When I give publishing advice, I often include at least one bulletpoint that emphasizes the importance of collaboration. This is due to a job I had about seven years ago that taught me more about collaboration than anything before or since.
I was an assistant at a production company that developed programming for children. I was hired to assist the general manager of the office, but in a six-person company, you find yourself wearing many hats. As time passed, I was promoted to Development Associate. Someone else was hired to answer the phones and I got invited into the conference room for the development meetings. We had a new VP of development, and a slate of show ideas to work on.
I learned so much from being part of that team and attending those meetings.
First and foremost, I learned that formulating a creative idea is not like forming a perfect ball of clay. It’s more like pushing a boulder up a hillside full of obstacles. The ball of clay must be protected and held sacred, away from the hands of other people. The boulder just needs to get up the hill, and whether that means somebody pushes alongside you, or runs ahead and helps clear debris from your path, or calls to you to show you an easier route, the idea is the same: ideas can flourish with more than one creative force.
During these meetings, which lasted hours and hours and were exhausting and exhilarating, we discussed everything from characters to plotlines. We used the term “stupid chip” as a sort of “poker chip” for contributions we were unsure of–“I’m going to throw out a stupid chip–what if the mother is an alien?”
The environment was completely open, completely honest, completely collaborative, and completely safe. Everyone had the interests of the project in mind, and even if an idea was completely batted down, it wasn’t because it was a dumb or bad idea–it was just not the right one at the right moment.
I learned from these meetings that if you invest yourself in something, you earn the right to critique it honestly. And I learned that taking and applying criticism is often the easiest and fastest way to make something better.
I also learned, by going back a few years later and reading pitches that I absolutely poured myself into, that I would have sworn at the time were perfect and finished (we pushed the boulder up the hill and it arrived at the top a perfect clay sphere!), that nothing is finished. You will always look back at your previous work and see room for improvement.
So by opening yourself up to that criticism in the moment, you can make changes that will strengthen and maybe even help to sell your work, and save yourself the fun of looking back on it years later and wondering why you didn’t recognize what was staring you in the face.
I’m not saying you need to take critique from every Tom, Dick, and Harry on the street, or you need to subjugate what you think for what someone else thinks.
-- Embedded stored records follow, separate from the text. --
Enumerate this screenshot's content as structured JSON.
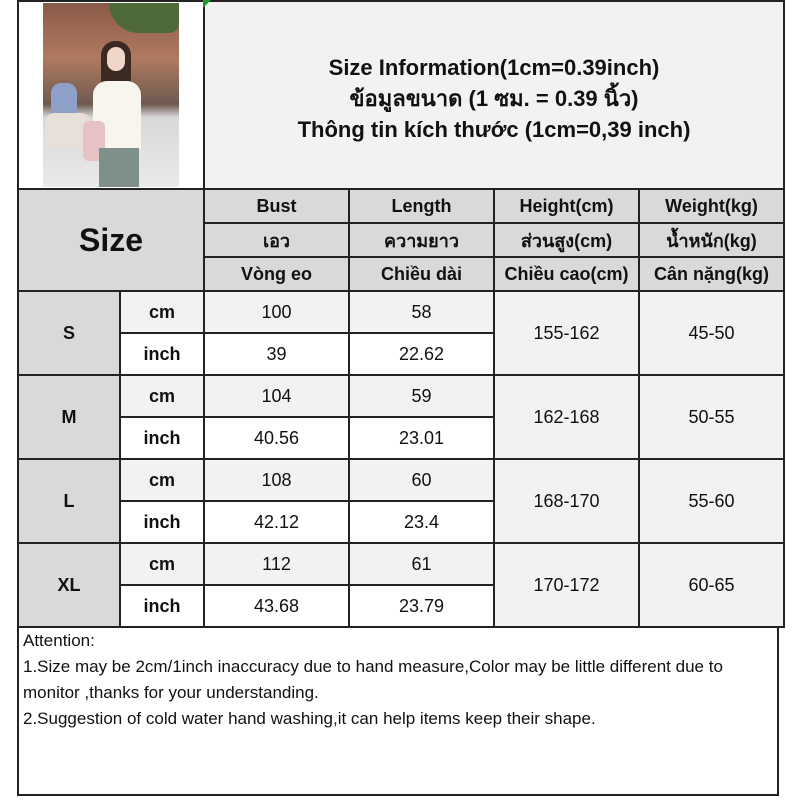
{
  "title_lines": [
    "Size Information(1cm=0.39inch)",
    "ข้อมูลขนาด (1 ซม. = 0.39 นิ้ว)",
    "Thông tin kích thước (1cm=0,39 inch)"
  ],
  "size_header": "Size",
  "columns": [
    {
      "en": "Bust",
      "th": "เอว",
      "vi": "Vòng eo"
    },
    {
      "en": "Length",
      "th": "ความยาว",
      "vi": "Chiều dài"
    },
    {
      "en": "Height(cm)",
      "th": "ส่วนสูง(cm)",
      "vi": "Chiều cao(cm)"
    },
    {
      "en": "Weight(kg)",
      "th": "น้ำหนัก(kg)",
      "vi": "Cân nặng(kg)"
    }
  ],
  "units": {
    "cm": "cm",
    "inch": "inch"
  },
  "rows": [
    {
      "size": "S",
      "cm": {
        "bust": "100",
        "length": "58"
      },
      "inch": {
        "bust": "39",
        "length": "22.62"
      },
      "height": "155-162",
      "weight": "45-50"
    },
    {
      "size": "M",
      "cm": {
        "bust": "104",
        "length": "59"
      },
      "inch": {
        "bust": "40.56",
        "length": "23.01"
      },
      "height": "162-168",
      "weight": "50-55"
    },
    {
      "size": "L",
      "cm": {
        "bust": "108",
        "length": "60"
      },
      "inch": {
        "bust": "42.12",
        "length": "23.4"
      },
      "height": "168-170",
      "weight": "55-60"
    },
    {
      "size": "XL",
      "cm": {
        "bust": "112",
        "length": "61"
      },
      "inch": {
        "bust": "43.68",
        "length": "23.79"
      },
      "height": "170-172",
      "weight": "60-65"
    }
  ],
  "attention": {
    "heading": "Attention:",
    "lines": [
      "1.Size may be 2cm/1inch inaccuracy due to hand measure,Color may be little different due to monitor ,thanks for your understanding.",
      "2.Suggestion of cold water hand washing,it can help items keep their shape."
    ]
  },
  "colors": {
    "header_gray": "#d9d9d9",
    "light_gray": "#f2f2f2",
    "border": "#222222"
  }
}
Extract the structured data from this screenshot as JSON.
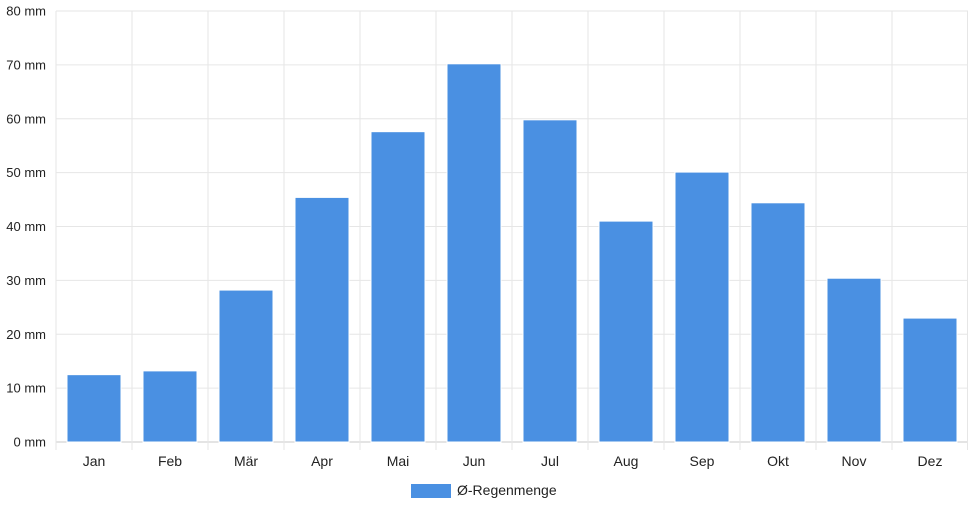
{
  "chart_data": {
    "type": "bar",
    "categories": [
      "Jan",
      "Feb",
      "Mär",
      "Apr",
      "Mai",
      "Jun",
      "Jul",
      "Aug",
      "Sep",
      "Okt",
      "Nov",
      "Dez"
    ],
    "series": [
      {
        "name": "Ø-Regenmenge",
        "color": "#4a90e2",
        "values": [
          12.5,
          13.2,
          28.2,
          45.4,
          57.6,
          70.2,
          59.8,
          41.0,
          50.1,
          44.4,
          30.4,
          23.0
        ]
      }
    ],
    "yticks": [
      "0 mm",
      "10 mm",
      "20 mm",
      "30 mm",
      "40 mm",
      "50 mm",
      "60 mm",
      "70 mm",
      "80 mm"
    ],
    "ylim": [
      0,
      80
    ],
    "grid": true,
    "legend": "bottom-center",
    "title": "",
    "xlabel": "",
    "ylabel": ""
  }
}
I’m just saying that after you spend enough time listening to what other people have to say and really taking the time to envision things from another perspective, your work will grow.
If you are a writer looking to sell your book, you must prepare yourself for the honest opinions of the other very important players in the process–your agent. Your editor. Even the sales and marketing people may weigh in on certain aspects.
And a funny thing happens when you regularly practive hearing and digesting other people’s opinions about your work–the sting goes away. That ouchie “She doesn’t like my writing!” becomes, “She really has a point about the character here.” I learned that it’s fine to pick and choose from suggestions, but if you respect someone and you really–really really–don’t see where they’re coming from, you’d better step back and take another look with fresher eyes.
Don’t go into the process prepared to bow down. You, the writer, are still a very important cog in the machine.
Just go into it prepared to listen. Because you are not the ONLY cog in the machine. A one-cogged machine probably wouldn’t get the job done very efficiently.
This is what I learned from my development team–trust, investment, honesty, and consideration.
So, DE, RH, AD, and KH… thank you. You were the mentors who taught me to collaborate.